Pourquoi avoir choisi le secteur de l’aide à domicile en rentrant en France ?

Cela me semblait être une bonne idée, d’une part car c’était un secteur dynamique avec des besoins et de beaux métiers qu’il était important de valoriser, d’autre part car cela répondait à un fort enjeu sociétal d’accompagnement des personnes âgées isolées. C’est comme ça que je me suis  lancé en 2015. J’ai rejoint en franchise le réseau Senior compagnie que j’ai récemment quitté mais que j’ai eu beaucoup de chance d’intégrer. Avec cette activité, j’ai vraiment découvert tous les enjeux liés au vieillissement de la population ce qui m’a permis de prendre conscience que la société n’était pas du tout prête face à l’ampleur de l’enjeu. En France on a un très bon système de santé mais on est vraiment perfectibles dans le bien vieillir.

De quelle manière vous êtes-vous emparé de cette thématique ?
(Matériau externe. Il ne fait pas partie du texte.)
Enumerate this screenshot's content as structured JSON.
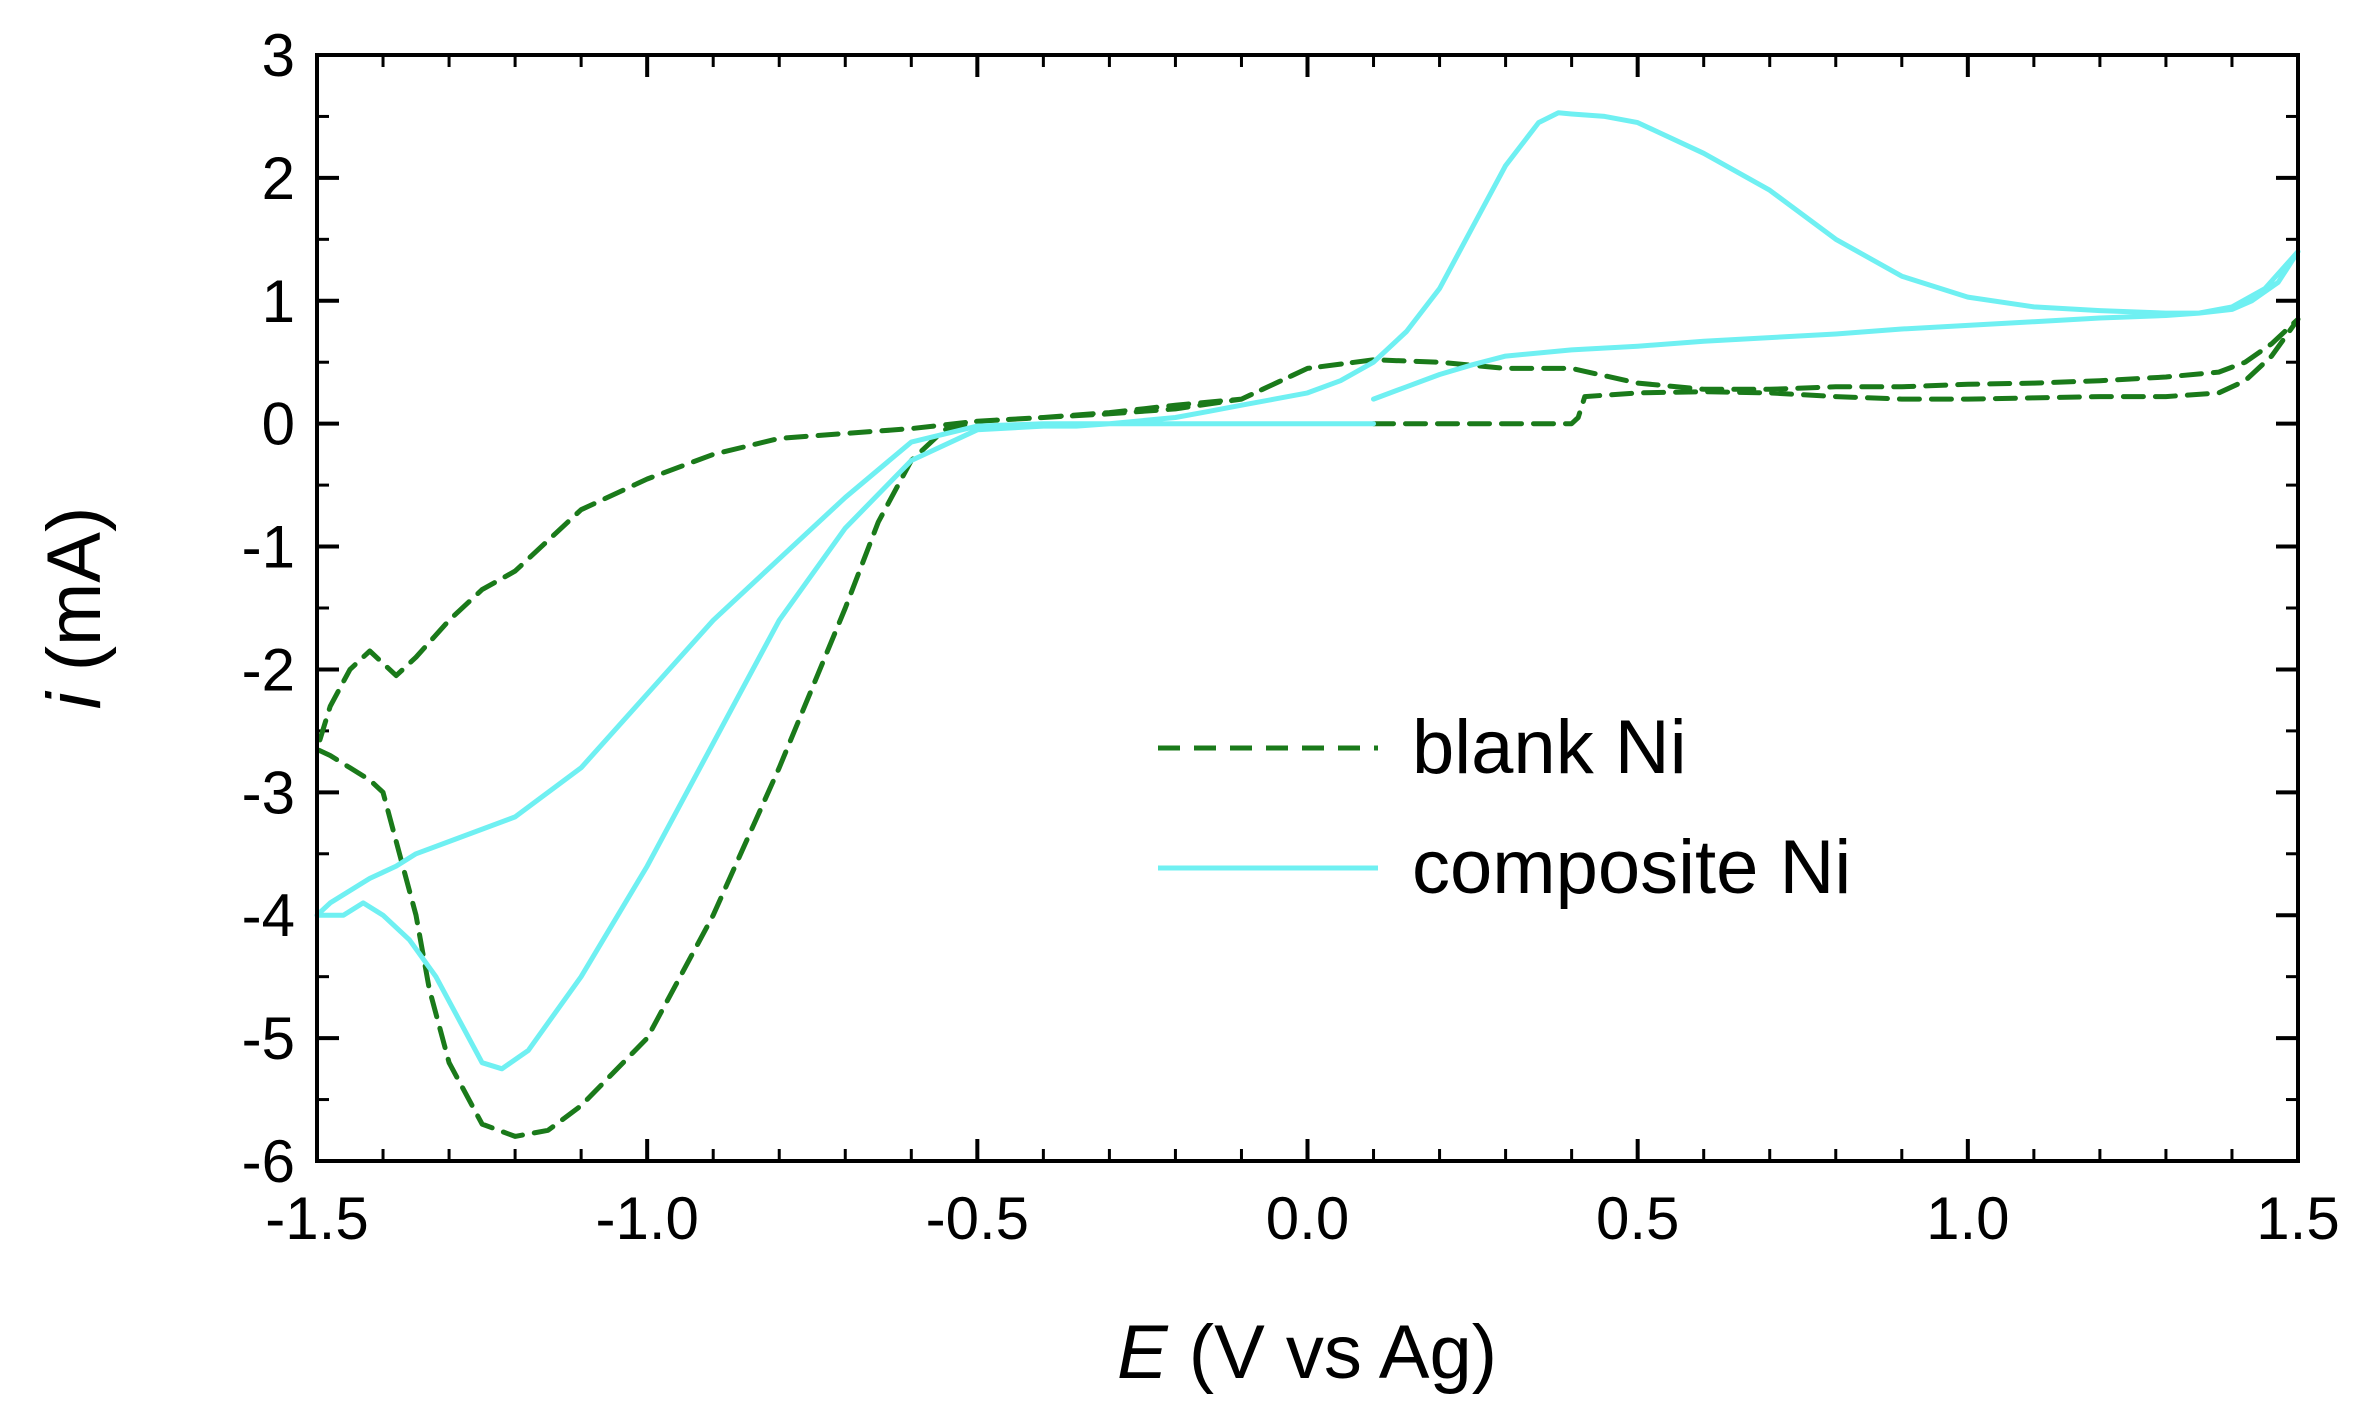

En 2016 j’ai proposé une conférence sur l’isolement des personnes âgées à la Ville de Lyon qui a accepté. J’ai ensuite eu envie d’aller plus loin et j’ai monté une association pour accompagner les personnes âgées en situation de rupture, notamment celles qui ont perdu un proche avec un accompagnement de six mois à neuf mois pour les aider à remonter la pente et les soutenir dans leur processus de deuil. Sauf que dans les faits, il était très compliqué de toucher ce public et que même quand on y parvenait, le fait de se faire accompagner par une personne inconnue n’était pas toujours bien accepté. Nous avons donc fait évoluer l’idée et en se disant qu’il fallait au préalable créer la rencontre pour que l’accompagnement soit mieux accepté. C’est là qu’en 2019 est née l’idée de créer des communautés de quartier où chacun a un rôle à jouer. Cela a donné  naissance aux cafés Daddy avec une première ouverture d’un café dans le quartier de la Croix-Rousse en octobre 2020. C’est un café qui fonctionne avec des salariés et des bénévoles sur un principe d’adhésion qui permet de payer une partie des consommations à prix libre, les autres ont un prix fixe. Il est également possible d’acheter un pass mensuel qui comprend la participation aux différentes activités. Un café à également ouvert à Perrache fin 2021.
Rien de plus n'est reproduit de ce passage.